Product managers are navigators of uncertainty

“Said simply, product development, and hence product management, is filled with uncertainty.” Although, as the article points out, in many organisations it’s seen as simple because it’s just about building what senior people have already decided solves a problem. And so the core of what a product manager does to deal with uncertainty is to validate. Validate problems-to-solve, validate business models, validate that features solve problems, validate that products change user behaviour in expected ways. And they do this by applying the scientific method in an organisational context. Well, they do if they can. It depends.

Product management incorporates issues like privacy, sustainability, and inclusion

This McKinsey article about how the role of product managers is shifting to include taking more responsibility for the external consequences of their product is good to see. I definitely agree with this direction for product managers.

Outputs, outcomes and impact

I read this interesting paper from intrac. Although I don’t necessarily agree with the definitions of outcome, impact, etc., I do like that it covers more than just the usual outcomes vs outputs narrative. So, to have a complete conversation we have to talk about ‘inputs, activities, outputs, outcomes and impacts’.

I saw a comment once about all the answers being trapped in pdf’s, and it might be right.

I thought about:

What do we mean when we say…

I’ve been thinking about how we define things and what we mean when we say things like, ‘agile’, ‘matrix’, ‘digital-first’ and ‘user-centred’. Defining things means drawing a boundary, it means saying what something is and isn’t. So, I’ve been thinking about the phrasing of statements that helps to draw those boundaries. “You can’t say X unless Y”. So, you can’t say you’re user-centred unless you can say what value you last delivered to users and when it was, and you can’t say you’re digital-first unless digital people and thinking are involved at the start of the value chain.
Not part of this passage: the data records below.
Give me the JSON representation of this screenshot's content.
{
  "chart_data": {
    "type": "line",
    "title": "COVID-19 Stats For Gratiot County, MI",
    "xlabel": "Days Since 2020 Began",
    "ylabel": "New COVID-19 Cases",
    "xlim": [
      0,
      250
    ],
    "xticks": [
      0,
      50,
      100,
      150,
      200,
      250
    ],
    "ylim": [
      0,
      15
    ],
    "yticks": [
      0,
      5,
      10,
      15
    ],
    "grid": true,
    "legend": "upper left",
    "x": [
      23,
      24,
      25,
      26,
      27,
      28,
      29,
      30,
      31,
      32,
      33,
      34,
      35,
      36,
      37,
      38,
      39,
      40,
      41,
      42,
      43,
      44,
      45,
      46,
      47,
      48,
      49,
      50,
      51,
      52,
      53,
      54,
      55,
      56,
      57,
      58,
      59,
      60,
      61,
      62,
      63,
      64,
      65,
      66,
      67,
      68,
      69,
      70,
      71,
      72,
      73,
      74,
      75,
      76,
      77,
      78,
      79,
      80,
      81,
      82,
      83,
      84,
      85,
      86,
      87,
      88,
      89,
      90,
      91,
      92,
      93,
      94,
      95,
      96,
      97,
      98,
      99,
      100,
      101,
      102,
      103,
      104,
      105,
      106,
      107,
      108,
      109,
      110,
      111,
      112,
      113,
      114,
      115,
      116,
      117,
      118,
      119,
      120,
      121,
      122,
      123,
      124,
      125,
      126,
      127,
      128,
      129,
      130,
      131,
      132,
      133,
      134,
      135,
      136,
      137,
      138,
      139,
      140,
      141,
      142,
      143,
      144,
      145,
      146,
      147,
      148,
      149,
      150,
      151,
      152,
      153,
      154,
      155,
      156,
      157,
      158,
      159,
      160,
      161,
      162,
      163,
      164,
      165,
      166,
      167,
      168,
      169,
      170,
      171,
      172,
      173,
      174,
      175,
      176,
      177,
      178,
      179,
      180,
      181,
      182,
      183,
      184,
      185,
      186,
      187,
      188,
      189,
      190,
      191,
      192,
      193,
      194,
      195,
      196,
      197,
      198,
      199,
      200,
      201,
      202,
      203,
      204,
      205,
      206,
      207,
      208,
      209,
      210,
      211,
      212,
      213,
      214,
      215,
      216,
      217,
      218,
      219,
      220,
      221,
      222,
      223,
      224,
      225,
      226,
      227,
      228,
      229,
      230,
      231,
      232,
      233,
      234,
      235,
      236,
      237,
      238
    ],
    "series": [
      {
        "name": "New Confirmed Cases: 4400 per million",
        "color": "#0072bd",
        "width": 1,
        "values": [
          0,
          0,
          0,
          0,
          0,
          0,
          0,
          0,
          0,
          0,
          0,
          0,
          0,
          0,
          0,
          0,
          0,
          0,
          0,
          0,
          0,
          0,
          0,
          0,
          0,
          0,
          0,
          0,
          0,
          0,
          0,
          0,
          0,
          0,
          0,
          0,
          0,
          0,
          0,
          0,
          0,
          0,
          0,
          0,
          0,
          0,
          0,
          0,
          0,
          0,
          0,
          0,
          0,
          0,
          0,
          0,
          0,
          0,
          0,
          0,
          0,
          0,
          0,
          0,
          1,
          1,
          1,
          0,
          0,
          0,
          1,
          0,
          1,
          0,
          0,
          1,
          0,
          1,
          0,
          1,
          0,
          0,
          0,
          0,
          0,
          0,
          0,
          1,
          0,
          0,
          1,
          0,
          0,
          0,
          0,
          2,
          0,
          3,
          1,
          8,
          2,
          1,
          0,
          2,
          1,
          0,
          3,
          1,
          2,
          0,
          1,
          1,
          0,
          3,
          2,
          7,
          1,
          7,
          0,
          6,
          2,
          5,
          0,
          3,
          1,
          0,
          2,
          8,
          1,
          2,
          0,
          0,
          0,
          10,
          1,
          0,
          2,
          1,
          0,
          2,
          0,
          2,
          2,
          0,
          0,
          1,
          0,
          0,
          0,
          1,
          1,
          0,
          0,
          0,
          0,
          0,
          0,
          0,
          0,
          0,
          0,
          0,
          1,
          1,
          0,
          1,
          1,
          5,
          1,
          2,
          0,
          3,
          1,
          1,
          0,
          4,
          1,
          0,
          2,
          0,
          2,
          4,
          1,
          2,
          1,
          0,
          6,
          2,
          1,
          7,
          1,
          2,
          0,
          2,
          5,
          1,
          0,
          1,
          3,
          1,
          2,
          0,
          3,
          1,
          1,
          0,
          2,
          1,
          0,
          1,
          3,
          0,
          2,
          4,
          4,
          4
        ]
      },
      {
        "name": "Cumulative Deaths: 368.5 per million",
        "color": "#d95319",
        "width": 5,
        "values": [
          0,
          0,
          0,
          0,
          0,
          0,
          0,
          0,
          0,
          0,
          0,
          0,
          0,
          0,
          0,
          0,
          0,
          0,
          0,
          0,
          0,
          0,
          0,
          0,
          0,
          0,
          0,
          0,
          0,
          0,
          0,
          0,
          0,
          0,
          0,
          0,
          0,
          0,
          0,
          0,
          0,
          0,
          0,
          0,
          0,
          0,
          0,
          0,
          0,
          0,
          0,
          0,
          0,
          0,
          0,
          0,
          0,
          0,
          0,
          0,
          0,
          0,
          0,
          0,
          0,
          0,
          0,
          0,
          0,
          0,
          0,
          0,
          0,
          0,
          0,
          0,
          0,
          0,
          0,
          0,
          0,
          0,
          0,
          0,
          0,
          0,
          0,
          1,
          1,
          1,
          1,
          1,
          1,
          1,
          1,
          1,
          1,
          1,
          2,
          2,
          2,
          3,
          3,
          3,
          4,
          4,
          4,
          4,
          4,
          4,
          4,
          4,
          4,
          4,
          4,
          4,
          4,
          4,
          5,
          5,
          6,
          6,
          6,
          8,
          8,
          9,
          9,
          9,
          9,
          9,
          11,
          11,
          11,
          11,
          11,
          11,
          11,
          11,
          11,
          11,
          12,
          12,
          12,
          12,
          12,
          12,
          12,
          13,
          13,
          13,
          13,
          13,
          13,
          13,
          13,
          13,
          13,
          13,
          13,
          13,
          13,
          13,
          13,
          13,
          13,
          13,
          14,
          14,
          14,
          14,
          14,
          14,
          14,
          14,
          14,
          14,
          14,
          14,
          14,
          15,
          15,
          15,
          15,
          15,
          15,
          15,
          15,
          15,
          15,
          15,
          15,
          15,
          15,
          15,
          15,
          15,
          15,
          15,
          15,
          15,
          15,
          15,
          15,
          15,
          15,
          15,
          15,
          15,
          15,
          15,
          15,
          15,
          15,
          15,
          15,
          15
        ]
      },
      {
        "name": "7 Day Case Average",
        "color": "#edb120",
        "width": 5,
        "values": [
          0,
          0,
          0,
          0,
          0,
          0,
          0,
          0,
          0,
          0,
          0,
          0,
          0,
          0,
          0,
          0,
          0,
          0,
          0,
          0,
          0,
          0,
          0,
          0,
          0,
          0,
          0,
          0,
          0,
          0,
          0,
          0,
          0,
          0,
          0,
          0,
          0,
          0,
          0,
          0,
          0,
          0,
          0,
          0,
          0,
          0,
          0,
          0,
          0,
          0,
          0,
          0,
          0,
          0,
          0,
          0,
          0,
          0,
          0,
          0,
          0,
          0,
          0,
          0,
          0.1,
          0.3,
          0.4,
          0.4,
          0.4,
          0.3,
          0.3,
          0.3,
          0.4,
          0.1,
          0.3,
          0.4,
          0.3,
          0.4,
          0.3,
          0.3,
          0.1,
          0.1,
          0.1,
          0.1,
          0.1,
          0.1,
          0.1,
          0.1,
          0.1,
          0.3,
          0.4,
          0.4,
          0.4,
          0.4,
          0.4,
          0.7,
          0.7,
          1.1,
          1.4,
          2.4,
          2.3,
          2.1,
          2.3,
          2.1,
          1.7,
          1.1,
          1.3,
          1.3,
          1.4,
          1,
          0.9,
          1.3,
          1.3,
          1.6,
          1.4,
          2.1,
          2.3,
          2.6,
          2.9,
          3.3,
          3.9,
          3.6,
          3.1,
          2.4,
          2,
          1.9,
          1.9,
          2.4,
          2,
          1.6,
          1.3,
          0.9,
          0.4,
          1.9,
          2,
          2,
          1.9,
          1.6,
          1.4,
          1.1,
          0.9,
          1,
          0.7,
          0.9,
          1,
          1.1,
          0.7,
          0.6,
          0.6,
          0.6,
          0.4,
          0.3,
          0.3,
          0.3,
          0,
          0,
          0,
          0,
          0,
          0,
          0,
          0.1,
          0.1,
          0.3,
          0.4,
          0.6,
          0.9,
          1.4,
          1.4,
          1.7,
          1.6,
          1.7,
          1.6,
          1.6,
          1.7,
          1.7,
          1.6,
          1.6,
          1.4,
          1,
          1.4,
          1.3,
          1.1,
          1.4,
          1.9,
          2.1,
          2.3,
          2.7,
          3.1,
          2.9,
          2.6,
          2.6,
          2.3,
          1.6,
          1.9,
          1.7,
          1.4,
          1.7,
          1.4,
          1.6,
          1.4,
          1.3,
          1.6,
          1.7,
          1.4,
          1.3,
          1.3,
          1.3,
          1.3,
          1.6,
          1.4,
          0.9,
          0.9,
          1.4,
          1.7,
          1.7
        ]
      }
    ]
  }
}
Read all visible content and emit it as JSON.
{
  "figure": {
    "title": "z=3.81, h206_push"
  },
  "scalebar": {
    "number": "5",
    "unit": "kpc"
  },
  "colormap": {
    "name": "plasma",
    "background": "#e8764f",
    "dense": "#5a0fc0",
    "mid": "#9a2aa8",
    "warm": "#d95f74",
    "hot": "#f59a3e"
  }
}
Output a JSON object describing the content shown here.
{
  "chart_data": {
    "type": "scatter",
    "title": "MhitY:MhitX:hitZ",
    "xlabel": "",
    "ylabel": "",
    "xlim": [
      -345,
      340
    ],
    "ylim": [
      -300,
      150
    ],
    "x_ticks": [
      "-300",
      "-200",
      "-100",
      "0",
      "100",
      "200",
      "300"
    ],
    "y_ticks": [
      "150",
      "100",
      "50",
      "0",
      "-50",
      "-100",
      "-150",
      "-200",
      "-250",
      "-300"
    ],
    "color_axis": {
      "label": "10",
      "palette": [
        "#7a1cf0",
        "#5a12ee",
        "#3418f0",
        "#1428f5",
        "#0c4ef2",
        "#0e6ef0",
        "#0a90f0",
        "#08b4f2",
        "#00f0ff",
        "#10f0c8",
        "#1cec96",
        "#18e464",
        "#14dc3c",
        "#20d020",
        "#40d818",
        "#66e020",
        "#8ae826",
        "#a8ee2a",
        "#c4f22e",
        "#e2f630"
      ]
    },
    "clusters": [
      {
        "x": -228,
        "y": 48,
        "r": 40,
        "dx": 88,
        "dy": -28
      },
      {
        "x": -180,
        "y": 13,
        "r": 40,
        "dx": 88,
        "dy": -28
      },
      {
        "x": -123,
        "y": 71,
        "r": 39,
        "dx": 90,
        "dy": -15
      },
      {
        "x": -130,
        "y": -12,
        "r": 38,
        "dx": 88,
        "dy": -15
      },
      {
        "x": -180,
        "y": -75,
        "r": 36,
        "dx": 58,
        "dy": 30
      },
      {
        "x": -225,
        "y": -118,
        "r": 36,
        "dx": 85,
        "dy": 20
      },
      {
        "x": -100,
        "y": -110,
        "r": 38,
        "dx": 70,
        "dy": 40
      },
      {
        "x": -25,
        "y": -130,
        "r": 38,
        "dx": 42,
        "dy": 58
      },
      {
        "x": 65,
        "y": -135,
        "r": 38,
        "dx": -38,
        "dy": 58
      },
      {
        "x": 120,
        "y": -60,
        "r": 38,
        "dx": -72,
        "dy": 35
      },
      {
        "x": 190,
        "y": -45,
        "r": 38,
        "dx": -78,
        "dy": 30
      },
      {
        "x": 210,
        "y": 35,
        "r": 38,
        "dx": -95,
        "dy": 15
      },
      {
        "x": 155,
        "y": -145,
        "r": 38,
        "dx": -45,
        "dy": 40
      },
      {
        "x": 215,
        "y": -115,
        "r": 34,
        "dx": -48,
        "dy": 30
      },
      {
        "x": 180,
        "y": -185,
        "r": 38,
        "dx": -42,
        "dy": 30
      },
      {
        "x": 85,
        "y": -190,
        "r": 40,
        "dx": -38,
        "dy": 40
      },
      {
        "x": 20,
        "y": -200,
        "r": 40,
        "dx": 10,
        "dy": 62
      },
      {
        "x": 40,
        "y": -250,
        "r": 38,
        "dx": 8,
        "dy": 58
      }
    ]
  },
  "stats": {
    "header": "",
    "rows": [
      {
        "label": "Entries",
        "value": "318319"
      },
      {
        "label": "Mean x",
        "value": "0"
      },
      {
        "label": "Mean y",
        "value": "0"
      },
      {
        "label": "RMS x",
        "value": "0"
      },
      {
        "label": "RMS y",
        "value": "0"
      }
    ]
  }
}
What does slow progress signal?

I used to think that slow progress was a result of too much work in progress. And it still may be, but I wonder if slow progress is a signal of some other things too, which might tell us that too much work in progress isn’t really the cause. I guess it’s important to consider it at different levels, so for an individual, a team and for the organisation. Too much work in progress for an individual becomes self-regulating but it adds to their stress. At the organisation level, too much work in progress results of slow value delivery to users.